Sind die Voraussetzungen für die unentgeltliche Prozesspflege nach kantonalem Recht oder nach der Rechtsprechung zu Art. 4 BV erfüllt, muss die Beratungsstelle die Anwaltskosten übernehmen. Ist dies nicht der Fall, muss sie aufgrund der persönlichen Verhältnisse des Opfers entscheiden. In beiden Fällen besteht keine Rückerstattungspflicht. Dem Opfer bleibt es unbenommen, die voraussichtlichen Kosten für die Verbeiständung als Schaden in einem Gesuch um Entschädigung geltend zu machen. Ein solches Gesuch muss innert zwei Jahren nach der Straftat bei der zuständigen Behörde eingereicht werden (Art. 16 Abs. 3 OHG).
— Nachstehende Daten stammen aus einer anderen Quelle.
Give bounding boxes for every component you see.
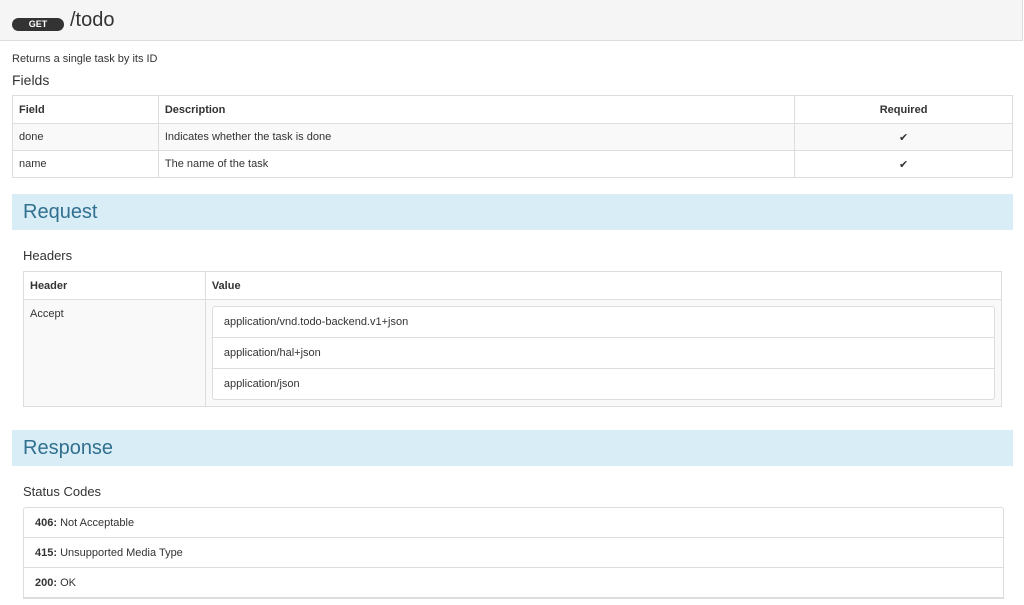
request-section-header: Request xyxy=(12,194,1013,230)
table-header-row: Header Value xyxy=(23,271,1003,300)
table-row: done Indicates whether the task is done … xyxy=(12,123,1013,151)
header-name: Accept xyxy=(23,299,206,407)
fields-table: Field Description Required done Indicate… xyxy=(12,95,1013,178)
list-item: application/hal+json xyxy=(212,338,994,369)
status-code: 200: xyxy=(35,577,58,589)
response-section-header: Response xyxy=(12,430,1013,466)
status-codes-list: 406: Not Acceptable 415: Unsupported Med… xyxy=(23,507,1004,599)
list-item: application/json xyxy=(223,378,300,390)
list-item: 415: Unsupported Media Type xyxy=(24,538,1003,568)
field-description: Indicates whether the task is done xyxy=(157,123,796,151)
table-row: name The name of the task ✔ xyxy=(12,150,1013,178)
fields-heading: Fields xyxy=(12,72,50,88)
column-header-header: Header xyxy=(23,271,206,300)
status-code: 406: xyxy=(35,517,58,529)
endpoint-path: /todo xyxy=(70,9,115,31)
status-text: OK xyxy=(60,577,76,589)
list-item: application/vnd.todo-backend.v1+json xyxy=(212,307,994,338)
status-codes-heading: Status Codes xyxy=(23,484,102,499)
column-header-field: Field xyxy=(12,95,159,124)
header-values: application/vnd.todo-backend.v1+json app… xyxy=(204,299,1003,407)
status-code: 415: xyxy=(35,547,58,559)
status-text: Unsupported Media Type xyxy=(60,547,183,559)
field-name: name xyxy=(12,150,159,178)
list-item: 406: Not Acceptable xyxy=(24,508,1003,538)
table-header-row: Field Description Required xyxy=(12,95,1013,124)
table-row: Accept application/vnd.todo-backend.v1+j… xyxy=(23,299,1003,407)
value-list: application/vnd.todo-backend.v1+json app… xyxy=(211,306,995,400)
checkmark-icon: ✔ xyxy=(794,150,1013,178)
field-description: The name of the task xyxy=(157,150,796,178)
http-method-badge: GET xyxy=(12,18,64,31)
column-header-description: Description xyxy=(157,95,796,124)
checkmark-icon: ✔ xyxy=(794,123,1013,151)
endpoint-description: Returns a single task by its ID xyxy=(12,53,158,65)
list-item: 200: OK xyxy=(24,568,1003,598)
status-text: Not Acceptable xyxy=(60,517,135,529)
column-header-value: Value xyxy=(204,271,1003,300)
headers-table: Header Value Accept application/vnd.todo… xyxy=(23,271,1003,407)
column-header-required: Required xyxy=(794,95,1013,124)
field-name: done xyxy=(12,123,159,151)
endpoint-header[interactable]: GET /todo xyxy=(0,0,1023,41)
headers-heading: Headers xyxy=(23,248,73,263)
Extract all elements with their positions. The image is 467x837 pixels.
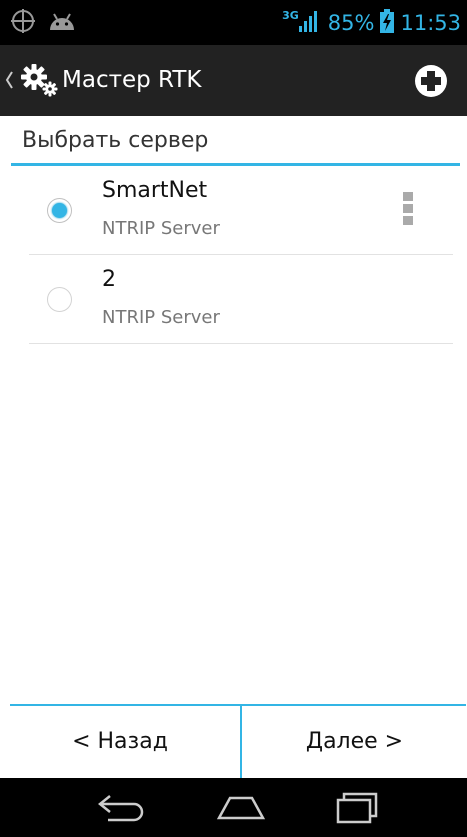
home-icon[interactable] <box>215 786 267 832</box>
back-button[interactable]: < Назад <box>0 706 240 778</box>
system-navigation-bar <box>0 778 467 837</box>
recent-apps-icon[interactable] <box>334 786 382 832</box>
next-button[interactable]: Далее > <box>242 706 467 778</box>
action-bar-title[interactable]: Мастер RTK <box>62 45 201 116</box>
server-name: SmartNet <box>102 178 208 203</box>
add-circle-icon[interactable] <box>414 64 448 102</box>
server-type: NTRIP Server <box>102 307 220 328</box>
signal-icon <box>298 9 320 37</box>
section-title: Выбрать сервер <box>22 128 209 153</box>
status-bar: 3G 85% 11:53 <box>0 0 467 45</box>
gears-icon[interactable] <box>20 63 58 101</box>
server-list: SmartNet NTRIP Server 2 NTRIP Server <box>29 166 453 344</box>
server-name: 2 <box>102 267 116 292</box>
battery-charging-icon <box>380 8 395 37</box>
status-indicators: 3G 85% 11:53 <box>282 0 461 45</box>
overflow-menu-icon[interactable] <box>403 192 413 228</box>
gps-crosshair-icon <box>10 8 36 34</box>
radio-button-unselected[interactable] <box>47 287 72 312</box>
server-type: NTRIP Server <box>102 218 220 239</box>
back-chevron-icon[interactable] <box>4 66 14 98</box>
battery-percent: 85% <box>327 10 375 35</box>
clock: 11:53 <box>400 10 461 35</box>
action-bar: Мастер RTK <box>0 45 467 116</box>
back-arrow-icon[interactable] <box>96 786 150 832</box>
status-notifications <box>10 8 76 34</box>
android-icon <box>48 10 76 32</box>
network-type-label: 3G <box>282 9 299 22</box>
radio-button-selected[interactable] <box>47 198 72 223</box>
server-row-2[interactable]: 2 NTRIP Server <box>29 255 453 344</box>
server-row-smartnet[interactable]: SmartNet NTRIP Server <box>29 166 453 255</box>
Im Zusammenhang mit dieser kurzen Verwirkungsfrist wurde schon bei den Vorarbeiten zum Gesetz darauf hingewiesen, dass die Beratungsstellen das Opfer gegebenenfalls zur Einreichung eines Gesuches anregen und ihm dabei behilflich sein werden (Art. 21 VE und Schlussbericht der Studienkommission zur Ausarbeitung eines Vorentwurfs zum Bundesgesetz über die Hilfe an Opfer von Straftaten gegen Leib und Leben vom 23. Dezember 1986, S. 129; Art. 15 des bundesrätlichen Entwurfs und Botschaft, a.a.O., S. 994). Übernimmt die Beratungsstelle die Kosten des Anwalts, entfällt der Schaden. Andernfalls müsste - falls ein entsprechendes Gesuch fristgerecht eingereicht worden ist - die Entschädigungsbehörde entscheiden, ob es sich bei diesen Auslagen um einen durch die Straftat verursachten Schaden handelt.

1.3 Zum Übergangsrecht

Die Hilfe der Beratungsstellen kann auch dann beansprucht werden, wenn die Straftat vor dem Inkrafttreten des Opferhilfegesetzes begangen wurde (Art. 12 Abs. 1 OHV). Die Beratungsstellen stehen - ungeachtet des Zeitpunkts der Begehung der Tat - allen Personen offen, die Opfer einer Straftat geworden sind; auch wer vor Inkrafttreten des Opferhilfegesetzes Opfer geworden ist, kann sich an eine Beratungsstelle wenden (vgl. Kurzkommentar zur Verordnung über die Hilfe an Opfer von Straftaten vom 20. November 1992, nicht publiziert). Der Verordnungsgeber hat damit keine Rückwirkung des neuen Gesetzes angeordnet (Rückwirkung liegt nach der Rechtsprechung des Bundesgerichts nur dann vor, wenn bei der Anwendung des neuen Rechts an ein Ereignis angeknüpft wird, das in der Vergangenheit liegt und vor Erlass des Gesetzes abgeschlossen wird, vgl. BGE 113 Ia 425). Er hat vielmehr die Aufgaben der Opferberatung in der Zukunft präzisiert: Die Opferberatungsstellen sollen auch Opfern von Taten, die vor Inkrafttreten begangen wurden, bei der Bewältigung der noch andauernden Folgen der Tat behilflich sein. Die Beratungsstellen müssen sich ab Inkrafttreten des Gesetzes auch um Opfer früher begangener Straftaten kümmern. Unentgeltliche Soforthilfe ist in diesen Fällen nicht mehr möglich. Die Beratungsstellen können nur noch mittel- und langfristige Hilfe anbieten. Ziehen sie dazu Dritte bei, muss das Opfer je nach persönlichen Verhältnissen die Kosten ganz oder teilweise selbst tragen.

Wenn vor Inkrafttreten des Opferhilfegesetzes Kosten für die Hilfe Dritter entstanden, die nach Inkrafttreten fällig werden, bildet die finanzielle Belastung für das Opfer eine Folge der Straftat, welche Wirkungen in der Gegenwart zeitigt. Das Opfer darf sich für die Lösung solcher finanzieller Probleme an die Beratungsstelle wenden. Die Beratungsstelle muss aufgrund der persönlichen Verhältnisse entscheiden, ob sie solche Kosten übernimmt oder nicht. Dass die Kosten vor Inkrafttreten des Opferhilfegesetzes entstanden sind, ist irrelevant. Art. 12 Abs. 3 OHV gilt nur für die dort genannten finanziellen Leistungen (Entschädigungen und Genugtuungen); für alle Bereiche und Arten der Beratung gilt Art. 12 Abs. 1 OHV. Allfällige aus dieser Regelung entstehende finanzielle Engpässe werden gemildert, indem der Bund den Kantonen während der ersten sechs Jahre nach Inkrafttreten des Opferhilfegesetzes Aufbauhilfen ausrichtet.